AI & Data Privacy: Having your cake and eating it too

March 24, 2015 deepammishra

Data Privacy and AI

Have Your Cake & Eat It Too

The Need

As we’ve argued earlier in this publication, AI is the only innovation worth worrying about today. Insights for future products and business innovations are often buried within the data businesses already have. Conventional methods of data-analytics are not conducive for discovery as they largely help answer questions that humans can postulate. AI on the other hand, can unearth patterns and outliers that do not fit pre-determined hypotheses.

A well crafted machine learning process can help businesses uncover insights that would otherwise go un-noticed. There is simply no faster way for discovery.

Let us understand this from a real-world example. A California fin-tech startup, focussed on home loans, built an all-digital process to eliminate friction and paperwork. They built a Machine Learning based credit-scoring model, to weed out low-quality applications and to set pricing for others. In doing so, they started analyzing all applications that their ML-model rejected and over time, found correlations with some weather and geographical variables that were not obvious. On further efforts, they realized that they were rejecting several flood and fire zone homes, which were unlikely to be high risk. By adding more environmental data to their ML-model, they quickly created a new scoring model for hazard-zone home loans — creating the industry’s best solution for an ignored market segment. The entire process of discovery to product launch, took less than 1 month! It is highly unlikely to achieve such results otherwise.

Privacy: The Challenge With Consumer Data

Data is the lifeblood of AI, yet many regulations and corporate risk- guidelines hobble the task of the CTO. The main data related AI-challenges include:-

Confidentiality: e.g. protecting personally identifiable information
Data Residency Regulations: several countries or companies require data to be kept within geographical or corporate boundaries
Sector-specific Regulations: e.g. healthcare guidelines such as HIPAA

Here are the emerging ways of having your AI-cake and eating it too.

Suggested Solution — Synthetic Data

This fast-emerging field involves computer generated data, often itself powered by Machine Learning.
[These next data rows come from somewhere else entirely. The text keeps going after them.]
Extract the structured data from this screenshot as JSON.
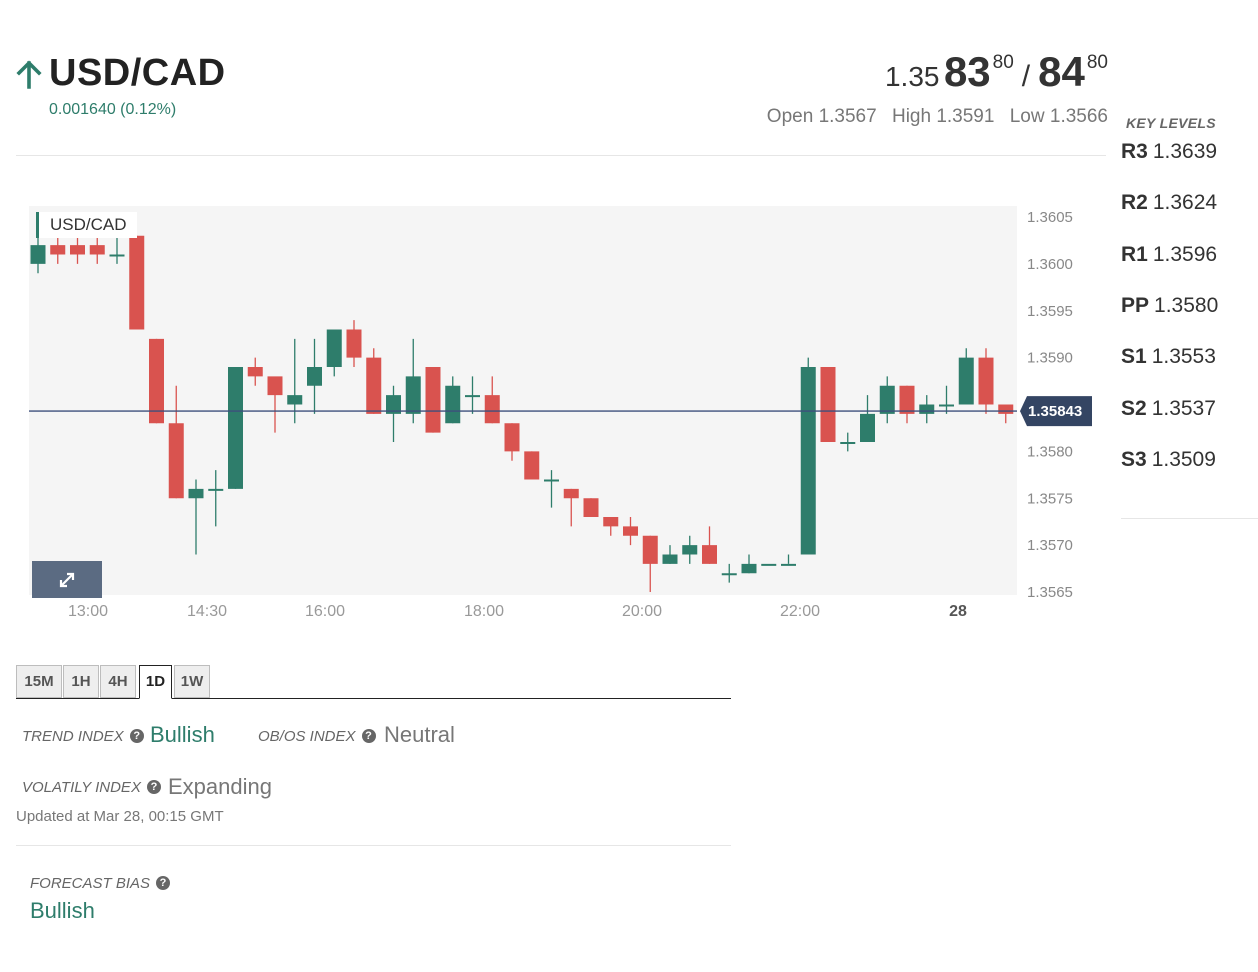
{
  "header": {
    "pair": "USD/CAD",
    "direction_icon": "arrow-up-icon",
    "change": "0.001640 (0.12%)",
    "price": {
      "bid_prefix": "1.35",
      "bid_big": "83",
      "bid_pips": "80",
      "separator": "/",
      "ask_big": "84",
      "ask_pips": "80"
    },
    "open_label": "Open",
    "open": "1.3567",
    "high_label": "High",
    "high": "1.3591",
    "low_label": "Low",
    "low": "1.3566"
  },
  "key_levels": {
    "title": "KEY LEVELS",
    "levels": [
      {
        "name": "R3",
        "value": "1.3639"
      },
      {
        "name": "R2",
        "value": "1.3624"
      },
      {
        "name": "R1",
        "value": "1.3596"
      },
      {
        "name": "PP",
        "value": "1.3580"
      },
      {
        "name": "S1",
        "value": "1.3553"
      },
      {
        "name": "S2",
        "value": "1.3537"
      },
      {
        "name": "S3",
        "value": "1.3509"
      }
    ]
  },
  "chart_data": {
    "type": "candlestick",
    "series_label": "USD/CAD",
    "current_price": 1.35843,
    "current_price_label": "1.35843",
    "ylim": [
      1.3564,
      1.3607
    ],
    "y_ticks": [
      "1.3605",
      "1.3600",
      "1.3595",
      "1.3590",
      "1.3585",
      "1.3580",
      "1.3575",
      "1.3570",
      "1.3565"
    ],
    "x_ticks": [
      "13:00",
      "14:30",
      "16:00",
      "18:00",
      "20:00",
      "22:00",
      "28"
    ],
    "candles": [
      [
        1.36,
        1.3602,
        1.3604,
        1.3599
      ],
      [
        1.3602,
        1.3601,
        1.3605,
        1.36
      ],
      [
        1.3602,
        1.3601,
        1.3603,
        1.36
      ],
      [
        1.3602,
        1.3601,
        1.3604,
        1.36
      ],
      [
        1.3601,
        1.3601,
        1.3603,
        1.36
      ],
      [
        1.3603,
        1.3593,
        1.3603,
        1.3593
      ],
      [
        1.3592,
        1.3583,
        1.3592,
        1.3583
      ],
      [
        1.3583,
        1.3575,
        1.3587,
        1.3575
      ],
      [
        1.3575,
        1.3576,
        1.3577,
        1.3569
      ],
      [
        1.3576,
        1.3576,
        1.3578,
        1.3572
      ],
      [
        1.3576,
        1.3589,
        1.3589,
        1.3576
      ],
      [
        1.3589,
        1.3588,
        1.359,
        1.3587
      ],
      [
        1.3588,
        1.3586,
        1.3587,
        1.3582
      ],
      [
        1.3585,
        1.3586,
        1.3592,
        1.3583
      ],
      [
        1.3587,
        1.3589,
        1.3592,
        1.3584
      ],
      [
        1.3589,
        1.3593,
        1.3593,
        1.3588
      ],
      [
        1.3593,
        1.359,
        1.3594,
        1.3589
      ],
      [
        1.359,
        1.3584,
        1.3591,
        1.3584
      ],
      [
        1.3584,
        1.3586,
        1.3587,
        1.3581
      ],
      [
        1.3584,
        1.3588,
        1.3592,
        1.3583
      ],
      [
        1.3589,
        1.3582,
        1.3589,
        1.3582
      ],
      [
        1.3583,
        1.3587,
        1.3588,
        1.3583
      ],
      [
        1.3586,
        1.3586,
        1.3588,
        1.3584
      ],
      [
        1.3586,
        1.3583,
        1.3588,
        1.3583
      ],
      [
        1.3583,
        1.358,
        1.3583,
        1.3579
      ],
      [
        1.358,
        1.3577,
        1.358,
        1.3577
      ],
      [
        1.3577,
        1.3577,
        1.3578,
        1.3574
      ],
      [
        1.3576,
        1.3575,
        1.3576,
        1.3572
      ],
      [
        1.3575,
        1.3573,
        1.3575,
        1.3573
      ],
      [
        1.3573,
        1.3572,
        1.3573,
        1.3571
      ],
      [
        1.3572,
        1.3571,
        1.3573,
        1.357
      ],
      [
        1.3571,
        1.3568,
        1.3571,
        1.3565
      ],
      [
        1.3568,
        1.3569,
        1.357,
        1.3568
      ],
      [
        1.3569,
        1.357,
        1.3571,
        1.3568
      ],
      [
        1.357,
        1.3568,
        1.3572,
        1.3568
      ],
      [
        1.3567,
        1.3567,
        1.3568,
        1.3566
      ],
      [
        1.3567,
        1.3568,
        1.3569,
        1.3567
      ],
      [
        1.3568,
        1.3568,
        1.3568,
        1.3568
      ],
      [
        1.3568,
        1.3568,
        1.3569,
        1.3568
      ],
      [
        1.3569,
        1.3589,
        1.359,
        1.3569
      ],
      [
        1.3589,
        1.3581,
        1.3589,
        1.3581
      ],
      [
        1.3581,
        1.3581,
        1.3582,
        1.358
      ],
      [
        1.3581,
        1.3584,
        1.3586,
        1.3581
      ],
      [
        1.3584,
        1.3587,
        1.3588,
        1.3583
      ],
      [
        1.3587,
        1.3584,
        1.3587,
        1.3583
      ],
      [
        1.3584,
        1.3585,
        1.3586,
        1.3583
      ],
      [
        1.3585,
        1.3585,
        1.3587,
        1.3584
      ],
      [
        1.3585,
        1.359,
        1.3591,
        1.3585
      ],
      [
        1.359,
        1.3585,
        1.3591,
        1.3584
      ],
      [
        1.3585,
        1.3584,
        1.3585,
        1.3583
      ]
    ],
    "colors": {
      "up": "#2e7d6b",
      "down": "#d9534f",
      "price_line": "#3d4f7c",
      "price_tag": "#344563"
    }
  },
  "timeframes": {
    "tabs": [
      "15M",
      "1H",
      "4H",
      "1D",
      "1W"
    ],
    "active": "1D"
  },
  "indices": {
    "trend_label": "TREND INDEX",
    "trend_value": "Bullish",
    "obos_label": "OB/OS INDEX",
    "obos_value": "Neutral",
    "volatility_label": "VOLATILY INDEX",
    "volatility_value": "Expanding",
    "help_icon": "question-circle-icon",
    "updated": "Updated at Mar 28, 00:15 GMT"
  },
  "forecast": {
    "label": "FORECAST BIAS",
    "value": "Bullish"
  },
  "expand_icon": "expand-arrows-icon"
}
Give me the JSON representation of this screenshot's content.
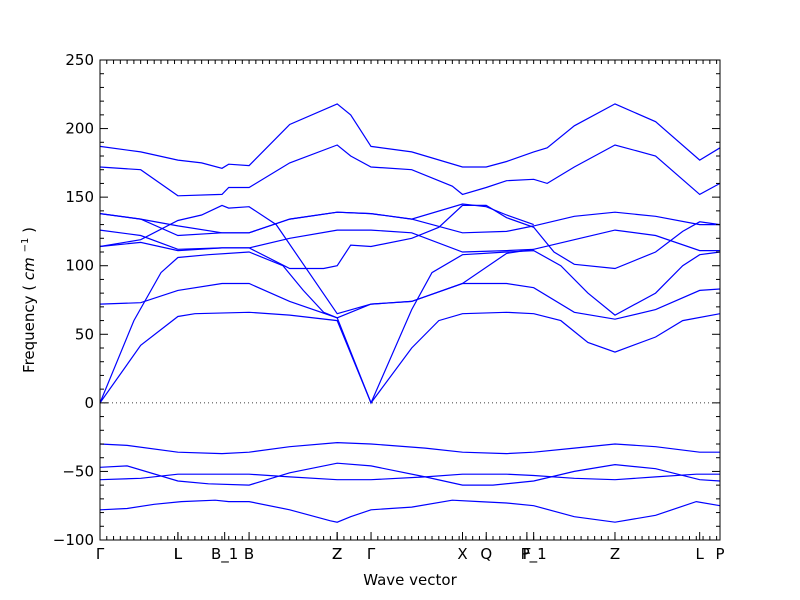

Examples of pioneer startups include Gretel.ai and Mostly.ai (tabular data to simulate customer information), Synthesis.ai (digital human images with pixel-accuracy) etc.

Gartner estimates that by 2025, roughly 60% of all AI/ML training data will be synthetic.

The earliest adoption at scale is happening in financial services and autonomous driving. If you have paid close attention, to the newer Autonomous Vehicle startups, very few of them are found collecting as much real data as pioneers like Waymo, Nuro did. Why? you guessed it! Simulated synthetic data.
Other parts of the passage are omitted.